I burned through two of Raymond Chandler’s novels, The Big Sleep and The High Window, so fast that I neglected to place them on my reading list. These two novels, having a private investigator in his late thirties as the protagonist, are true page turners. I am not sure whether I am more delighted by his ability to craft unique, realistic characters or his wonderful use of simile and metaphor. In particular, I liked when he described a gun pointing at him “like the Second Street Tunnel.” His creative use of metaphors and similes is one of the things which delights the reader and keeps one from placing down the book.
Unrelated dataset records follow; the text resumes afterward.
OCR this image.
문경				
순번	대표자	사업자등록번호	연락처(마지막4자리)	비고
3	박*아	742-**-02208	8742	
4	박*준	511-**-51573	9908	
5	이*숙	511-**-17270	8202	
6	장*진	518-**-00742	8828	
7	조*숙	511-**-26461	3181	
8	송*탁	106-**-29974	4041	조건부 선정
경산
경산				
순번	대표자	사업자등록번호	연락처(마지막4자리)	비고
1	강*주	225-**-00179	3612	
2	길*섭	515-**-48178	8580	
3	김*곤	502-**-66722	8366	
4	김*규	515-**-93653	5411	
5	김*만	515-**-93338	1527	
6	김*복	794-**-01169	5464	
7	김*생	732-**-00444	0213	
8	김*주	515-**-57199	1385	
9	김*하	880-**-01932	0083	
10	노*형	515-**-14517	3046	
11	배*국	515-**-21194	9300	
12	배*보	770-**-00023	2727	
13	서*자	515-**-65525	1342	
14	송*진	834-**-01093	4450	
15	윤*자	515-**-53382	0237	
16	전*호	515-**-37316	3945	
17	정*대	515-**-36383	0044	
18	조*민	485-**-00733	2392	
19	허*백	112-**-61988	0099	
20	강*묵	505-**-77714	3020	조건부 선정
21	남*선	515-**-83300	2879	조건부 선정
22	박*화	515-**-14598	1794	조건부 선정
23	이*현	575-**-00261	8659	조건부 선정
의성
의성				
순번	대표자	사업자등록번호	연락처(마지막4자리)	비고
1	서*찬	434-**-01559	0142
The Big Sleep happened to be Chandler’s first Philip Marlowe, the private investigator referred to above, novel. I have always been a fan of hardboiled fiction, but this was my first work of Chandler’s. This story, like the one below, is delivered from a first person perspective. Marlowe gets hired by a retired general, who asks him to dissolve a blackmail situation. He has two daughters, one has a gambling problem, and the other is crazy and gets into all sorts of problems. And yes, the latter is the one responsible for the blackmail situation. Overall, this is a very tense novel as Marlowe must confront everyone from petty crooks to the police to a crime boss. Most of the time, he’s not carrying a gun and needs to talk his way out of several tough situations. A great read.
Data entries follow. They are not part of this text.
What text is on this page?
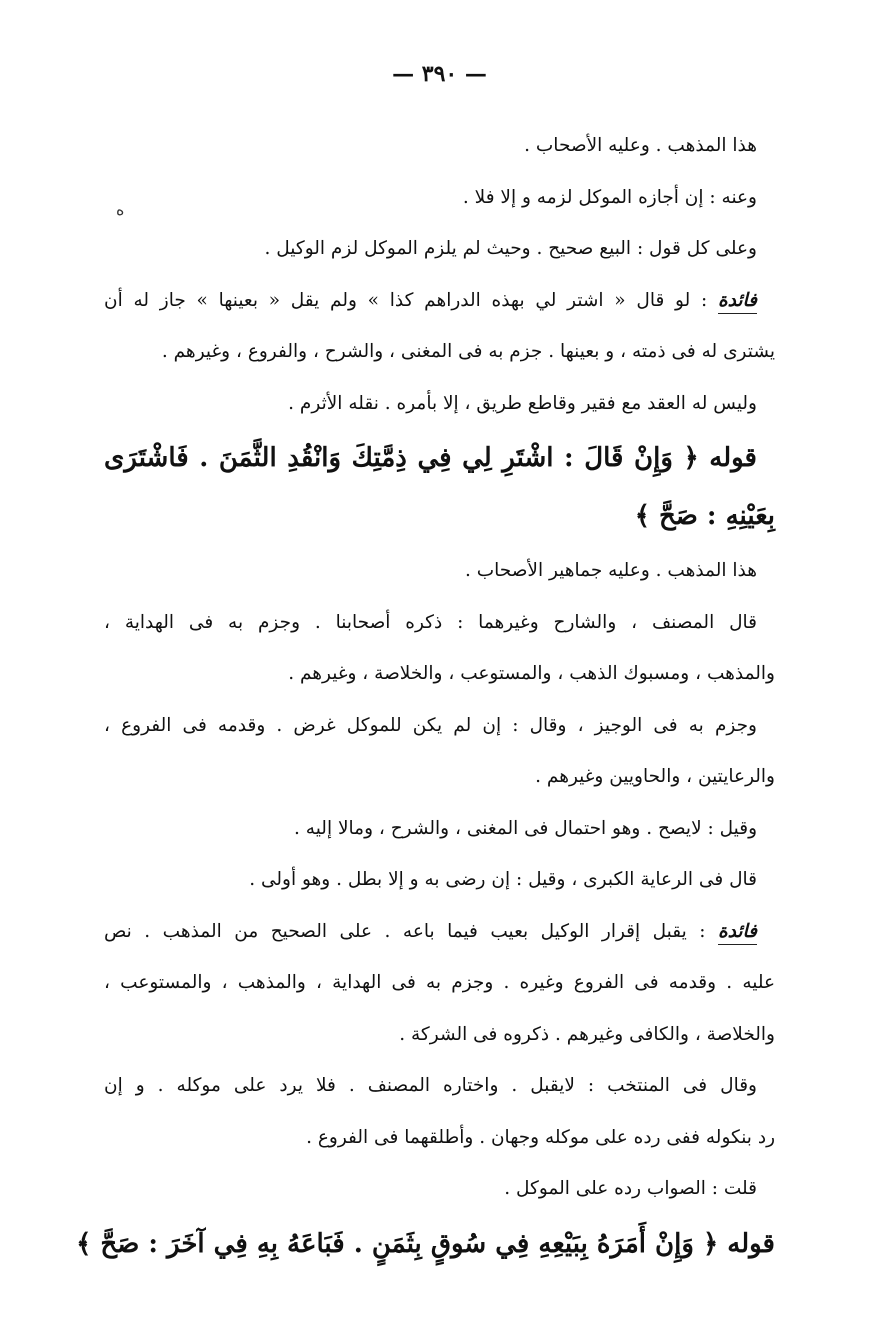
— ٣٩٠ —
هذا المذهب . وعليه الأصحاب .
وعنه : إن أجازه الموكل لزمه و إلا فلا .
وعلى كل قول : البيع صحيح . وحيث لم يلزم الموكل لزم الوكيل .
فائدة : لو قال « اشتر لي بهذه الدراهم كذا » ولم يقل « بعينها » جاز له أن
يشترى له فى ذمته ، و بعينها . جزم به فى المغنى ، والشرح ، والفروع ، وغيرهم .
وليس له العقد مع فقير وقاطع طريق ، إلا بأمره . نقله الأثرم .
قوله ﴿ وَإِنْ قَالَ : اشْتَرِ لِي فِي ذِمَّتِكَ وَانْقُدِ الثَّمَنَ . فَاشْتَرَى
بِعَيْنِهِ : صَحَّ ﴾
هذا المذهب . وعليه جماهير الأصحاب .
قال المصنف ، والشارح وغيرهما : ذكره أصحابنا . وجزم به فى الهداية ،
والمذهب ، ومسبوك الذهب ، والمستوعب ، والخلاصة ، وغيرهم .
وجزم به فى الوجيز ، وقال : إن لم يكن للموكل غرض . وقدمه فى الفروع ،
والرعايتين ، والحاويين وغيرهم .
وقيل : لايصح . وهو احتمال فى المغنى ، والشرح ، ومالا إليه .
قال فى الرعاية الكبرى ، وقيل : إن رضى به و إلا بطل . وهو أولى .
فائدة : يقبل إقرار الوكيل بعيب فيما باعه . على الصحيح من المذهب . نص
عليه . وقدمه فى الفروع وغيره . وجزم به فى الهداية ، والمذهب ، والمستوعب ،
والخلاصة ، والكافى وغيرهم . ذكروه فى الشركة .
وقال فى المنتخب : لايقبل . واختاره المصنف . فلا يرد على موكله . و إن
رد بنكوله ففى رده على موكله وجهان . وأطلقهما فى الفروع .
قلت : الصواب رده على الموكل .
قوله ﴿ وَإِنْ أَمَرَهُ بِبَيْعِهِ فِي سُوقٍ بِثَمَنٍ . فَبَاعَهُ بِهِ فِي آخَرَ : صَحَّ ﴾
ه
Concerning how much I liked The High Window, it suffices to say that I read the novel in a day. Rare are the occasions when I do that! This one concerns a rich old lady who has a rare, gold coin from her collection stolen. She suspects her son’s wife of absconding with it. Similar to the above novel, this theft leads to a tale of murder, blackmail, and mystery. The characters are somewhat more varied here, and the old woman is a terribly difficult client. A must read.
Well, I hope that my dear readers will give these two works a try for light reading. They’re well worth it.